Il se sentit comme une plume aux vents. Les réflexions s’enchaînaient à une vitesse étourdissante.
Notre vie ne nous appartenait pas et elle n’appartenait d’ailleurs à personne. L’essentiel, finalement, étant d’en être conscient et de gérer ce drame du mieux possible. Ni dieu, ni maître, ni rien du tout. Qu’une boule de flipper lancée, par hasard, dans une partie que personne ne contrôle, et où chaque péripétie entraînera d’autres péripéties, nullement choisies, justes subies, et dont la boule essayera de se sortir du mieux possible ou plutôt, avec le moins de mal possible, et avec parfois le sentiment prétentieux d’avoir pris une décision supérieure, d’avoir atteint le plus haut degré de conscience. Non, c’était affreux, un cauchemar. Il devait essayer de contrôler le jeu ! Au moins une fois, dans une circonstance, juste une, quelles qu’en soient les conséquences, mais qu’il puisse se dire, avant la fin, « ça c’est à moi. » Même s’il ne s’agissait que d’une réaction contre un système, qu’une révolte contre la dictature permanente des jours qui défilent hors de toute maîtrise, il devait au moins une fois montrer son opposition. Ce serait certainement dérisoire par rapport à toutes les années de soumission mais ce serait enfin un acte relativement personnel.
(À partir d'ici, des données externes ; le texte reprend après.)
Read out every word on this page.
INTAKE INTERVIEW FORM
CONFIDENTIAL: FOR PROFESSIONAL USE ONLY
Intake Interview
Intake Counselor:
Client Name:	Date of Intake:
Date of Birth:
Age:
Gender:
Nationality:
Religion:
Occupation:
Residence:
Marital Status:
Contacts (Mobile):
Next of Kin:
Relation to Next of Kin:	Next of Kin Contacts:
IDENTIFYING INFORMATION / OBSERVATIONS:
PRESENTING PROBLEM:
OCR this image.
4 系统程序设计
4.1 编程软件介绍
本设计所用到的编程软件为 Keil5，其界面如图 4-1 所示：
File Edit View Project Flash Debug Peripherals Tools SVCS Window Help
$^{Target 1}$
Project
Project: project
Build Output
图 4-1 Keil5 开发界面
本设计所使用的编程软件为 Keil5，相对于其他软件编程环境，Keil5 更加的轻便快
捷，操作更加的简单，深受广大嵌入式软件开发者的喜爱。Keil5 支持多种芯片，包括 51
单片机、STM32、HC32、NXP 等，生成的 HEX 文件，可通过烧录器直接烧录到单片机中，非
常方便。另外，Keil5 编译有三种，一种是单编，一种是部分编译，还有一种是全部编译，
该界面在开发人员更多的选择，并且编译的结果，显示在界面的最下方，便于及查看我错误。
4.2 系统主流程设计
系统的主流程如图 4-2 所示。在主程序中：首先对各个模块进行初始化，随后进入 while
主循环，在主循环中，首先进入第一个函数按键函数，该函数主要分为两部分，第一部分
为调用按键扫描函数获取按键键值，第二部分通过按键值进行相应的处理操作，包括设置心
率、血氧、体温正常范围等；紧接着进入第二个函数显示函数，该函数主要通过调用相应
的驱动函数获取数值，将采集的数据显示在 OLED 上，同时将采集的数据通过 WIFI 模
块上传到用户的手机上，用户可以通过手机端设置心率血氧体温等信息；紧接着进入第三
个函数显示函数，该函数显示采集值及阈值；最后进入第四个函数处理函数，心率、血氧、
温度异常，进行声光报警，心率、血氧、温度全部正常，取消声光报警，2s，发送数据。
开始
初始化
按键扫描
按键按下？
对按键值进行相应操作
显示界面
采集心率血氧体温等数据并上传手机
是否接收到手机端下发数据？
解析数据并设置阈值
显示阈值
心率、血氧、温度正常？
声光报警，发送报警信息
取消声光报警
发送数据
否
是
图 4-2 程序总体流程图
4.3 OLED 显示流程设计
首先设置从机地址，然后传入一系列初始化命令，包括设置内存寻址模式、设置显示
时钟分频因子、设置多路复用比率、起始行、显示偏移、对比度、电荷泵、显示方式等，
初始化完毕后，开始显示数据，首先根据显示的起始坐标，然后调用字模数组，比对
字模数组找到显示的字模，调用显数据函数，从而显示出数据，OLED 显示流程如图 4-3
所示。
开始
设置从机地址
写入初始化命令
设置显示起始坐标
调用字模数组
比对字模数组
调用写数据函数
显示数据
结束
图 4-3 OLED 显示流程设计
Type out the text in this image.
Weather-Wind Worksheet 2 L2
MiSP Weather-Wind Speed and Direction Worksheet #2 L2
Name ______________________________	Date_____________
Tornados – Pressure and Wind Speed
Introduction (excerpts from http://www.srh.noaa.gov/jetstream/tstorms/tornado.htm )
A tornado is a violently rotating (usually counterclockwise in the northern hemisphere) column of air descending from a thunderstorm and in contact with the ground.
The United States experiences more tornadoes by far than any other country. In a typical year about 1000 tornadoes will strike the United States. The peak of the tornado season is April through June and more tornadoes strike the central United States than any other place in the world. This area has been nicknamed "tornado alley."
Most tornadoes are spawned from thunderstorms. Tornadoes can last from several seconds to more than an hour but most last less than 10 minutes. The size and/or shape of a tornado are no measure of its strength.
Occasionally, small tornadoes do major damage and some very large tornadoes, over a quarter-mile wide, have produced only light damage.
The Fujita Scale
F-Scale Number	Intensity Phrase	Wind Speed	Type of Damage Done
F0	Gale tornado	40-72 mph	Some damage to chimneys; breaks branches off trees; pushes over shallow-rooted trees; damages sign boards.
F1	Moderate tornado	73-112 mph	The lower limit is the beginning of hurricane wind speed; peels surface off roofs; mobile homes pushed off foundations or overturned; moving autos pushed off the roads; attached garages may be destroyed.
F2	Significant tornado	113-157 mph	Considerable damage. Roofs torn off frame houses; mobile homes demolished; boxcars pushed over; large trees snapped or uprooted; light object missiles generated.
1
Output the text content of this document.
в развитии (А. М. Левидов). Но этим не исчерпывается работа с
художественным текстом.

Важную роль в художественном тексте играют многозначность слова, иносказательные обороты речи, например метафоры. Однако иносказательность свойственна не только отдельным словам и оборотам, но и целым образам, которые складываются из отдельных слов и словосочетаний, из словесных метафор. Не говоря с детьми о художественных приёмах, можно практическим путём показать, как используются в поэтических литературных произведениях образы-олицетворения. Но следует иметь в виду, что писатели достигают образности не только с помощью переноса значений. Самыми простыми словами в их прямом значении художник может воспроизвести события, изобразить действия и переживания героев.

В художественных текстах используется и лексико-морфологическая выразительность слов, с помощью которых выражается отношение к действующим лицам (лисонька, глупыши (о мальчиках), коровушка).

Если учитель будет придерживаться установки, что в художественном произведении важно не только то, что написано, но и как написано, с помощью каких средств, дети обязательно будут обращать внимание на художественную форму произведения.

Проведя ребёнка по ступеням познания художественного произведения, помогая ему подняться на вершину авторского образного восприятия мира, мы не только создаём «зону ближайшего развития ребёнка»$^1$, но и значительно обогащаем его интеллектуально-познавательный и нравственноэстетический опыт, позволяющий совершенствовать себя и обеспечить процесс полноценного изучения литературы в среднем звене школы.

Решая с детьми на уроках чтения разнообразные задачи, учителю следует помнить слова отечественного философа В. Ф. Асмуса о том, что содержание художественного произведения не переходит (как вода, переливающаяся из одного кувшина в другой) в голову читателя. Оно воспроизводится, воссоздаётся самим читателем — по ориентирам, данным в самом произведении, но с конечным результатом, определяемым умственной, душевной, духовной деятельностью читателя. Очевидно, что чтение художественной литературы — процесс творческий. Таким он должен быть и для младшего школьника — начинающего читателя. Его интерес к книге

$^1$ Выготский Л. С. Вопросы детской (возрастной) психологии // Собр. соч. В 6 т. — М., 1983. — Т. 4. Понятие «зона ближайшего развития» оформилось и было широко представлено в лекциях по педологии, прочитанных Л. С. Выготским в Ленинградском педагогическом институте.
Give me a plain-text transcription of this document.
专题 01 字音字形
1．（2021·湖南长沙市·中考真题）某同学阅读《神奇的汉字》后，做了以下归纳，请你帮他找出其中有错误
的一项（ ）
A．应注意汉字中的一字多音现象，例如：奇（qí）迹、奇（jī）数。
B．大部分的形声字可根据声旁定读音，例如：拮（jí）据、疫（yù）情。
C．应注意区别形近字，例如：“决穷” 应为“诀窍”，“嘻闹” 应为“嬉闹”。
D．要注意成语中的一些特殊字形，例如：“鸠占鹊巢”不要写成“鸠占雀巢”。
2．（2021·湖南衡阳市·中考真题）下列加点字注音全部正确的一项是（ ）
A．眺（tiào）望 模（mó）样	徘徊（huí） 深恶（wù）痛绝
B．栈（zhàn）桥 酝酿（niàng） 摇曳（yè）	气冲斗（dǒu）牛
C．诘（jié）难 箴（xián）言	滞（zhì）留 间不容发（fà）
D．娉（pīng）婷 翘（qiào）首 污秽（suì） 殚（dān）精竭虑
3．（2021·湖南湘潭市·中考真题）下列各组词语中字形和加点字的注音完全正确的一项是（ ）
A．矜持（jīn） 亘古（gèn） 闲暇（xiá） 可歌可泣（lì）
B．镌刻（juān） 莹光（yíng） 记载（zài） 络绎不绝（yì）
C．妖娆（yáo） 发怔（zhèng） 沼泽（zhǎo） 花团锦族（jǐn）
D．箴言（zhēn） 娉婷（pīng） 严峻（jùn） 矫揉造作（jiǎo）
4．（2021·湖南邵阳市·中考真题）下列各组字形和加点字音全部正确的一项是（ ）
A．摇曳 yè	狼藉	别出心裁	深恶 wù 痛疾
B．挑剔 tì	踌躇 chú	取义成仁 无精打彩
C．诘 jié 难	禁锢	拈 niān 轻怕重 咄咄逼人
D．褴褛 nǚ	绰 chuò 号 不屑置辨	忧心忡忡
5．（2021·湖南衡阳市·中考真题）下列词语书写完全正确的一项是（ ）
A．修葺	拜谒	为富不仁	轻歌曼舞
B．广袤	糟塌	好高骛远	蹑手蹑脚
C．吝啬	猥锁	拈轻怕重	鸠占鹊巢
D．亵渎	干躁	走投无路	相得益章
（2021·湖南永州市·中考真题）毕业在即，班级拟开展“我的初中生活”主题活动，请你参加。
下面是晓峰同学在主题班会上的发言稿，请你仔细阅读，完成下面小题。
Il songea à sa rencontre avec Birgitt et Yolanda. Tout était du hasard. Depuis son départ de l’école, le passage au lac Charpal, l’arrivée dans les Landes. Pourquoi là et pas un peu plus loin ? Seul l’instant où il était parvenu à leur adresser la parole, à leur donner envie de s’arrêter, avait marqué le sceau de sa volonté. Quelques secondes. Il lui avait fallu pratiquement un an de dérives pour y parvenir.
A vingt et une heures, il se gara devant la maison de Nadine et François.
Ils l’accueillirent chaleureusement.
« Qu’est-ce qui t’amène Pierre ? Tu aurais dû venir plus tôt. Tu aurais goûté un poulet maison !
- Ca sera pour une autre fois. Je ne voulais pas venir trop tôt, je préfère que Léo n’entende pas ce que j’ai à vous dire.
- Il y a un problème avec Léo ? s’inquiéta immédiatement Nadine.
- Non, non, aucun problème. Ca concerne toute la classe. »
Ils s’installèrent dans le salon et devant l’air soucieux de Pierre, ni l’un ni l’autre ne pensèrent à proposer une boisson.
« Je ne vais pas rester au Cap Fréhel, lança-t-il immédiatement. Je veux emmener les enfants en Ardèche. Je voulais vous prévenir parce que je sais qu’avec vous Léo est heureux. Il n’a pas les mêmes besoins que les autres enfants de l’école. »
Nadine et François restèrent stupéfaits.
« Je ne préviens pas les autres parents, je sais que Miossec refuserait et toutes les autres familles avec lui. Mais moi, je veux partir quand même.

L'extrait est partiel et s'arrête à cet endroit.